= John Mendlein =

John Mendlein is a biotech executive who has held leadership positions in biotech companies in Boston, San Diego and Toronto.

Mendlein served as a board member, general counsel and chief knowledge officer at Aurora Biosciences Corporation, a company co-founded by Nobel laureate Roger Y. Tsien and since acquired by Vertex Pharmaceuticals for more than $590 million.

He served as chairman and chief executive officer of Affinium Pharmaceuticals, Ltd., which was founded by Tak Wah Mak, Aled Edwards, Cheryl Arrowsmith and Jack Greenblatt and since acquired by Debiopharm Group for Phase 2 asset based on a novel antibiotic target.

Mendlein served as the CEO of Adnexus Therapeutics, a Boston, Massachusetts-based biotech company founded by Flagship Ventures and acquired by Bristol-Myers Squibb for over $500M in 2008. The technology platform was based on the work of Jack W. Szostak, 2009 Nobel Laureate for Physiology or Medicine. In 2017 by Bristol-Myers partnered one of the Adnexus programs to Roche, an anti-myotstatin program that has completed phase-2 testing in Duchenne patients.

After Adnexus, Mendlein helped found Fate Therapeutics, a cell-based therapy company, in San Diego, and became its chairman.

He served on the board of directors of Monogram Biosciences, Inc., an HIV and oncology diagnostic company that was acquired by Laboratory Corporation of America Holdings in 2009.

He joined aTyr Pharma as executive chairman and later became CEO. aTyr was founded by Paul Schimmel and Xiang-Lei Yang. The company is focused on leveraging its broad intellectual property portfolio related to Physiocrines to develop protein therapeutics for the treatment of various rare diseases.
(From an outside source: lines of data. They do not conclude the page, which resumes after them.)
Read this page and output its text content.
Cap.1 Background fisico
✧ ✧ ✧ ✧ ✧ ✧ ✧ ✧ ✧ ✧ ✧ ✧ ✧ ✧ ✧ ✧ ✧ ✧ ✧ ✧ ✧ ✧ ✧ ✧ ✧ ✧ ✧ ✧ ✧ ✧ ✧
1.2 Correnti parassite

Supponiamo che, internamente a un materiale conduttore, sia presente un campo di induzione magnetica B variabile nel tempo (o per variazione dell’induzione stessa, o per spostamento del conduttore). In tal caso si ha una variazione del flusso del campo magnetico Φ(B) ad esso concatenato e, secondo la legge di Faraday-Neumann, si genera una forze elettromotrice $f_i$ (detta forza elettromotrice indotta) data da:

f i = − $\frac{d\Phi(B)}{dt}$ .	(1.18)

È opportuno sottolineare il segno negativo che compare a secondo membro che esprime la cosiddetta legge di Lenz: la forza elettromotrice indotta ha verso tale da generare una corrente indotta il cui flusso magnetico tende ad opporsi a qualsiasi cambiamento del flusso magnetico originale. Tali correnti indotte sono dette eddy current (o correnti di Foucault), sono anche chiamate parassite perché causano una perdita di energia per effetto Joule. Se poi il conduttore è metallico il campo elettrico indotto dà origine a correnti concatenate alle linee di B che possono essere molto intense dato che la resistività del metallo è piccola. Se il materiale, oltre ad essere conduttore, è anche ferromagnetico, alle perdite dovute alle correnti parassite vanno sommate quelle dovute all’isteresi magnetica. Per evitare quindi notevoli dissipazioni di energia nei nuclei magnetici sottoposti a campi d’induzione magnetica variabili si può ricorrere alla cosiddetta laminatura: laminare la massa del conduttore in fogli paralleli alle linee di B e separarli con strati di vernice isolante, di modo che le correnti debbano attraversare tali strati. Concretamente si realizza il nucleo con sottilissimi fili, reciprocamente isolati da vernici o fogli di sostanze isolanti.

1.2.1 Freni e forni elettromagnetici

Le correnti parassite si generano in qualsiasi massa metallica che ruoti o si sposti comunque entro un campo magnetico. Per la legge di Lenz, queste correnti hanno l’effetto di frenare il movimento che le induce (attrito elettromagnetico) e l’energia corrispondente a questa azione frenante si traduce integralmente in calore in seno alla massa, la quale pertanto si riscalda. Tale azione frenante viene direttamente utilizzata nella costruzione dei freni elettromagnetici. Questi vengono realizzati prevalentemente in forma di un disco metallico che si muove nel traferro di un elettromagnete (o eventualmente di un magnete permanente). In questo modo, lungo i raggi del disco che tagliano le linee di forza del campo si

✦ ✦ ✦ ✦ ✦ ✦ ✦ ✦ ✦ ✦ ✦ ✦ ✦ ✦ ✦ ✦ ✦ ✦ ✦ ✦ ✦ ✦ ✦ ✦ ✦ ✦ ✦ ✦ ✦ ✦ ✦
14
Mendlein is also a board member of Editas Medicine, Moderna Therapeutics and Axcella Health.

He is a founder and director of Homes for Sudan, a non-profit organization providing sustainable, fireproof homes for displaced families in Sudan. He also serves on the Biotechnology Innovation Organization (“BIO”) emerging-companies board and is a member of the scientific advisory board of the Ocean Discovery Institute.

Mendlein holds a Ph.D. in physiology and biophysics from the University of California, Los Angeles, a J.D. from the University of California, Hastings College of the Law, and a B.S. in biology from the University of Miami.